L’affaire paraissait entendue. L’exécutif, à la recherche d’une réforme social structurante avant la fin du quinquennat , mais aussi d’une trajectoire budgétaire post-crise, ne ferait plus de cadeaux sur les retraites. C’était oublier la promesse présidentielle de porter le minimum de pension à 1.000 euros en 2022 pour les assurés ayant effectué une carrière complète, puis de le maintenir à 85 % du SMIC à partir de 2025.
La remise au Premier ministre mardi du rapport des députés LREM Nicolas Turquois et Lionel Causse sur les petites retraites braque à nouveau les projecteurs sur le sujet, et sur le besoin d’un texte législatif pour porter la promesse d’Emmanuel Macron, alors que la réforme des retraites a été suspendue en mars 2020 en raison de l’épidémie de Covid.
2,1 milliards en 2025
Les députés misent plutôt sur une entrée en vigueur du minimum de 1.000 euros en 2023. S’il s’agit juste de basculer le flux de nouveaux retraités, cela ne coûterait que 10 millions la première année et 230 millions en 2030, soulignent-ils – plus 5 millions par génération en incluant les travailleurs indépendants. La mesure pourrait être financée par une deuxième journée de solidarité, ou bien une hausse des cotisations, suggèrent-ils.
En revanche, offrir les mêmes avantages aux assurés déjà retraités serait beaucoup plus coûteux : 2,1 milliards d’euros dès 2025 pour couvrir salariés du privé, salariés agricoles et indépendants hors professions libérales. « Le coût annuel déclinerait ensuite car les très faibles pensions sont surreprésentées dans les tranches d’âge les plus élevées », nuancent les rapporteurs – alors que le coût de la revalorisation du flux doit à l’inverse dépasser 2 milliards d’euros en 2050.
Pas de mise en oeuvre immédiate
De plus, cette réforme « ne pourrait être mise en oeuvre de manière immédiate » car « ce dispositif, simple dans son principe, serait d’une redoutable complexité administrative pour apporter une garantie différentielle à chacun des retraités concernés », écrivent-ils. Ils proposent de financer cette mesure plus large par la mise à contribution des retraités aisés (suppression de l’abattement fiscal de 10 % sur leurs pensions) et/ou par un prélèvement supplémentaire sur les transmissions de patrimoine.
« Nous avons aussi cherché comment se prémunir contre les petites retraites à l’avenir », souligne Nicolas Turquois. Le nombre de retraités touchant moins de 1.000 euros mensuels de pension brute hors réversion a tendance à fondre au fil des générations, car les carrières s’allongent et les femmes travaillent plus. Ainsi, 31 % des pensionnés tombent dans cette catégorie, contre la moitié il y a trente ans.
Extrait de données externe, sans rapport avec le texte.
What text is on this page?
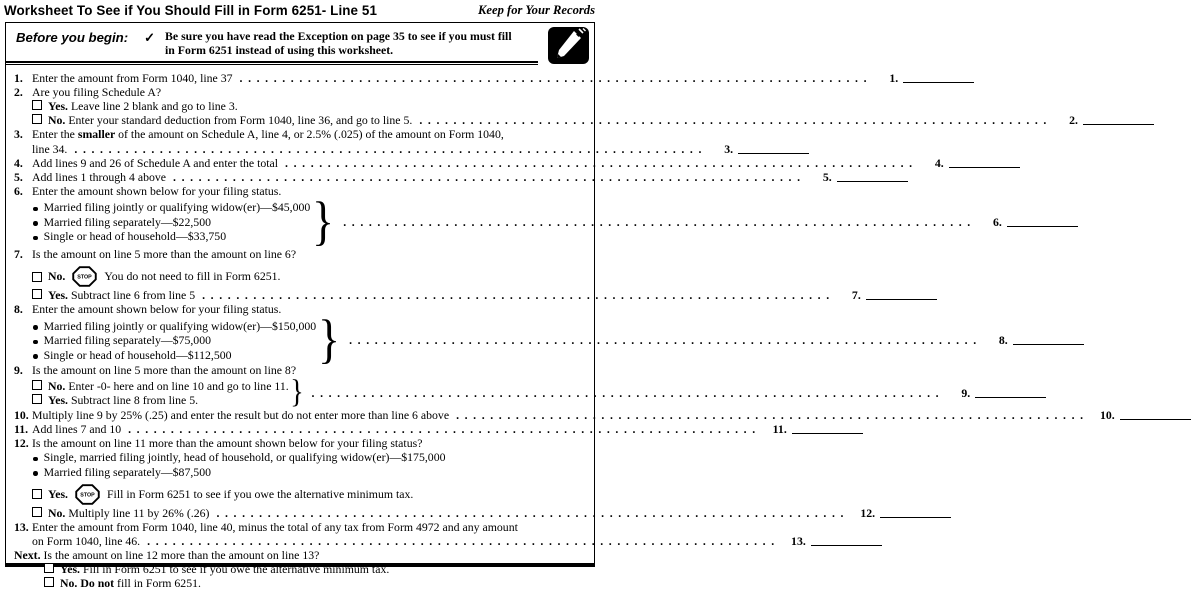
Worksheet To See if You Should Fill in Form 6251- Line 51	Keep for Your Records
Before you begin: ✓ Be sure you have read the Exception on page 35 to see if you must fill in Form 6251 instead of using this worksheet.
1. Enter the amount from Form 1040, line 37 .....	1.
2. Are you filing Schedule A?
Yes. Leave line 2 blank and go to line 3.
No. Enter your standard deduction from Form 1040, line 36, and go to line 5. .....	2.
3. Enter the smaller of the amount on Schedule A, line 4, or 2.5% (.025) of the amount on Form 1040,
line 34. .....	3.
4. Add lines 9 and 26 of Schedule A and enter the total .....	4.
5. Add lines 1 through 4 above .....	5.
6. Enter the amount shown below for your filing status.
Married filing jointly or qualifying widow(er)—$45,000
Married filing separately—$22,500
Single or head of household—$33,750 } .....	6.
7. Is the amount on line 5 more than the amount on line 6?
No. STOP You do not need to fill in Form 6251.
Yes. Subtract line 6 from line 5 .....	7.
8. Enter the amount shown below for your filing status.
Married filing jointly or qualifying widow(er)—$150,000
Married filing separately—$75,000
Single or head of household—$112,500 } .....	8.
9. Is the amount on line 5 more than the amount on line 8?
No. Enter -0- here and on line 10 and go to line 11.
Yes. Subtract line 8 from line 5.	} .....	9.
10. Multiply line 9 by 25% (.25) and enter the result but do not enter more than line 6 above .....	10.
11. Add lines 7 and 10 .....	11.
12. Is the amount on line 11 more than the amount shown below for your filing status?
Single, married filing jointly, head of household, or qualifying widow(er)—$175,000
Married filing separately—$87,500
Yes. STOP Fill in Form 6251 to see if you owe the alternative minimum tax.
No. Multiply line 11 by 26% (.26) .....	12.
13. Enter the amount from Form 1040, line 40, minus the total of any tax from Form 4972 and any amount
on Form 1040, line 46. .....	13.
Next. Is the amount on line 12 more than the amount on line 13?
Yes. Fill in Form 6251 to see if you owe the alternative minimum tax.
No. Do not fill in Form 6251.
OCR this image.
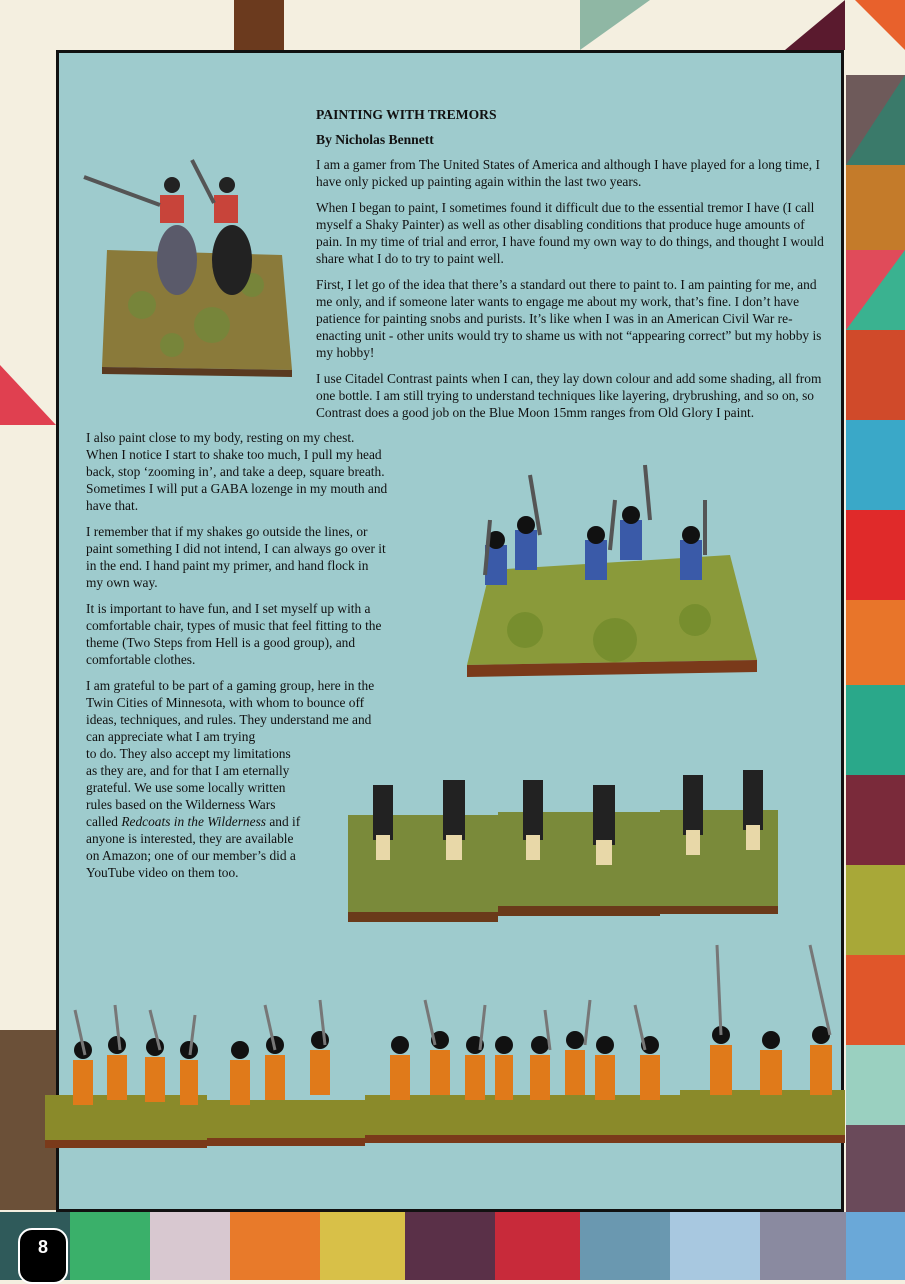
PAINTING WITH TREMORS
By Nicholas Bennett

I am a gamer from The United States of America and although I have played for a long time, I have only picked up painting again within the last two years.

When I began to paint, I sometimes found it difficult due to the essential tremor I have (I call myself a Shaky Painter) as well as other disabling conditions that produce huge amounts of pain. In my time of trial and error, I have found my own way to do things, and thought I would share what I do to try to paint well.

First, I let go of the idea that there’s a standard out there to paint to. I am painting for me, and me only, and if someone later wants to engage me about my work, that’s fine. I don’t have patience for painting snobs and purists. It’s like when I was in an American Civil War re-enacting unit - other units would try to shame us with not “appearing correct” but my hobby is my hobby!

I use Citadel Contrast paints when I can, they lay down colour and add some shading, all from one bottle. I am still trying to understand techniques like layering, drybrushing, and so on, so Contrast does a good job on the Blue Moon 15mm ranges from Old Glory I paint.

I also paint close to my body, resting on my chest. When I notice I start to shake too much, I pull my head back, stop ‘zooming in’, and take a deep, square breath. Sometimes I will put a GABA lozenge in my mouth and have that.

I remember that if my shakes go outside the lines, or paint something I did not intend, I can always go over it in the end. I hand paint my primer, and hand flock in my own way.

It is important to have fun, and I set myself up with a comfortable chair, types of music that feel fitting to the theme (Two Steps from Hell is a good group), and comfortable clothes.

I am grateful to be part of a gaming group, here in the Twin Cities of Minnesota, with whom to bounce off ideas, techniques, and rules. They understand me and can appreciate what I am trying

to do. They also accept my limitations as they are, and for that I am eternally grateful. We use some locally written rules based on the Wilderness Wars called Redcoats in the Wilderness and if anyone is interested, they are available on Amazon; one of our member’s did a YouTube video on them too.
8
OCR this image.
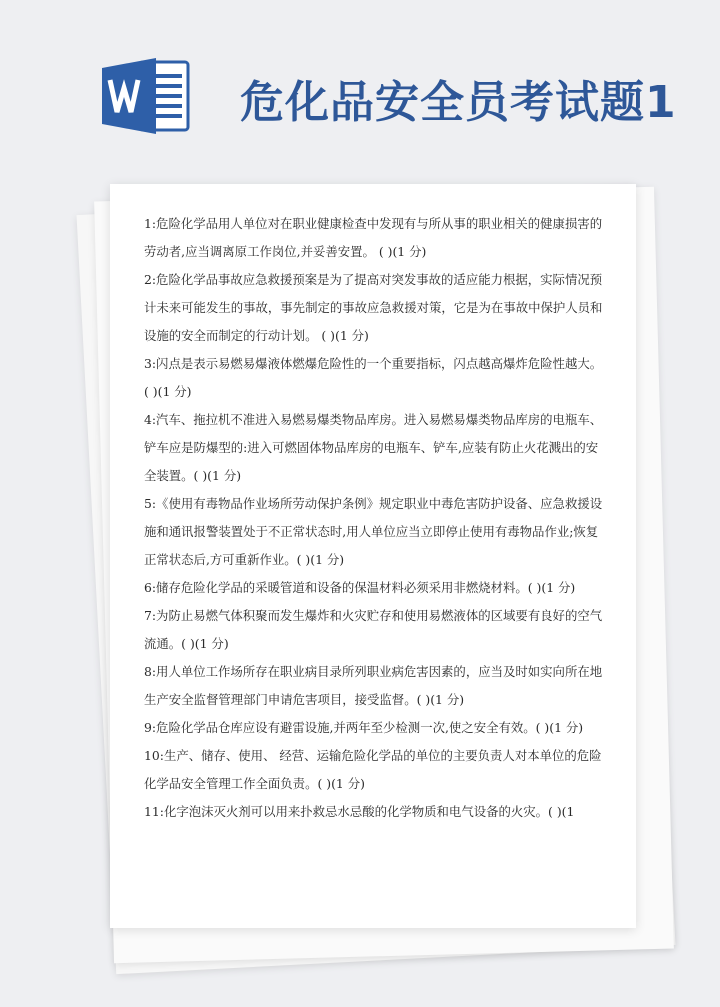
危化品安全员考试题1

1:危险化学品用人单位对在职业健康检查中发现有与所从事的职业相关的健康损害的劳动者,应当调离原工作岗位,并妥善安置。 ( )(1 分)

2:危险化学品事故应急救援预案是为了提高对突发事故的适应能力根据，实际情况预计未来可能发生的事故，事先制定的事故应急救援对策，它是为在事故中保护人员和设施的安全而制定的行动计划。 ( )(1 分)

3:闪点是表示易燃易爆液体燃爆危险性的一个重要指标，闪点越高爆炸危险性越大。( )(1 分)

4:汽车、拖拉机不准进入易燃易爆类物品库房。进入易燃易爆类物品库房的电瓶车、铲车应是防爆型的:进入可燃固体物品库房的电瓶车、铲车,应装有防止火花溅出的安全装置。( )(1 分)

5:《使用有毒物品作业场所劳动保护条例》规定职业中毒危害防护设备、应急救援设施和通讯报警装置处于不正常状态时,用人单位应当立即停止使用有毒物品作业;恢复正常状态后,方可重新作业。( )(1 分)

6:储存危险化学品的采暖管道和设备的保温材料必须采用非燃烧材料。( )(1 分)

7:为防止易燃气体积聚而发生爆炸和火灾贮存和使用易燃液体的区域要有良好的空气流通。( )(1 分)

8:用人单位工作场所存在职业病目录所列职业病危害因素的，应当及时如实向所在地生产安全监督管理部门申请危害项目，接受监督。( )(1 分)

9:危险化学品仓库应设有避雷设施,并两年至少检测一次,使之安全有效。( )(1 分)

10:生产、储存、使用、 经营、运输危险化学品的单位的主要负责人对本单位的危险化学品安全管理工作全面负责。( )(1 分)

11:化字泡沫灭火剂可以用来扑救忌水忌酸的化学物质和电气设备的火灾。( )(1
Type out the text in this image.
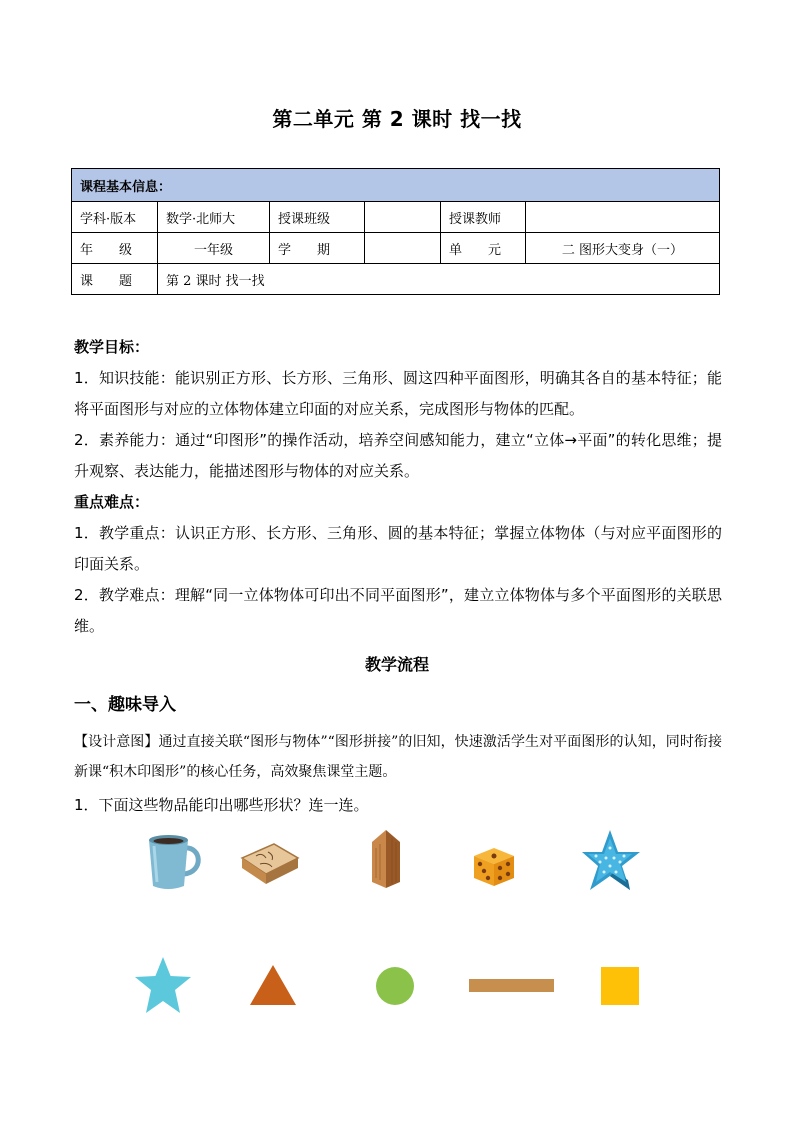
第二单元 第 2 课时 找一找
课程基本信息：					
学科·版本	数学·北师大	授课班级		授课教师	
年　　级	一年级	学　　期		单　　元	二 图形大变身（一）
课　　题	第 2 课时 找一找				
教学目标：
1．知识技能：能识别正方形、长方形、三角形、圆这四种平面图形，明确其各自的基本特征；能将平面图形与对应的立体物体建立印面的对应关系，完成图形与物体的匹配。
2．素养能力：通过“印图形”的操作活动，培养空间感知能力，建立“立体→平面”的转化思维；提升观察、表达能力，能描述图形与物体的对应关系。
重点难点：
1．教学重点：认识正方形、长方形、三角形、圆的基本特征；掌握立体物体（与对应平面图形的印面关系。
2．教学难点：理解“同一立体物体可印出不同平面图形”，建立立体物体与多个平面图形的关联思维。
教学流程
一、趣味导入
【设计意图】通过直接关联“图形与物体”“图形拼接”的旧知，快速激活学生对平面图形的认知，同时衔接新课“积木印图形”的核心任务，高效聚焦课堂主题。
1．下面这些物品能印出哪些形状？连一连。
Les députés proposent d’accélérer le mouvement, en limitant à cinq ans l’exercice professionnel en tant que microentrepreneur ou conjoint collaborateur d’exploitant agricole. Ces statuts qui ont apporté de la protection à des gens qui n’avaient rien « sont aujourd’hui clairement assimilés à une forme de précarité sociale car ils s’appuient sur un effort contributif faible qui amène à la constitution de droits faibles voire inexistants », pointe le rapport.
Dans la niche communiste
La revalorisation des conjoints collaborateurs d’exploitants agricoles est déjà à l’ordre du jour parlementaire, avec la proposition de loi Chassaigne, inscrite dans la niche communiste, et opportunément examinée le 17 juin, trois jours avant les élections régionales .
L’an dernier, le député avait obtenu que les chefs d’exploitation voient leur minimum de pension porté de 75 % à 85 % du SMIC dès novembre 2021, pour un coût de 280 millions d’euros en année pleine. Il porte à présent le même projet pour les conjoints collaborateurs et les aides familiaux – et préconise par ailleurs la limitation dans le temps du statut, comme les rapporteurs.
Du côté des financiers du gouvernement, cet agenda fait grincer des dents : le coût de la mesure est évalué à plus de 700 millions d’euros. « Ils veulent aligner le minimum de pension des conjoints sur celui des chefs d’exploitation, malgré une cotisation trois fois inférieure ; c’est la négation du système contributif », critique Nicolas Turquois, qui trouve cela « totalement injuste ». Mais politiquement, le sujet est sensible. Sachant enfin que des gestes sur le relèvement des petites retraites pourraient être consentis par l’exécutif dans le cadre de la réforme des retraites, si Emmanuel Macron décidait bel et bien de la reprendre.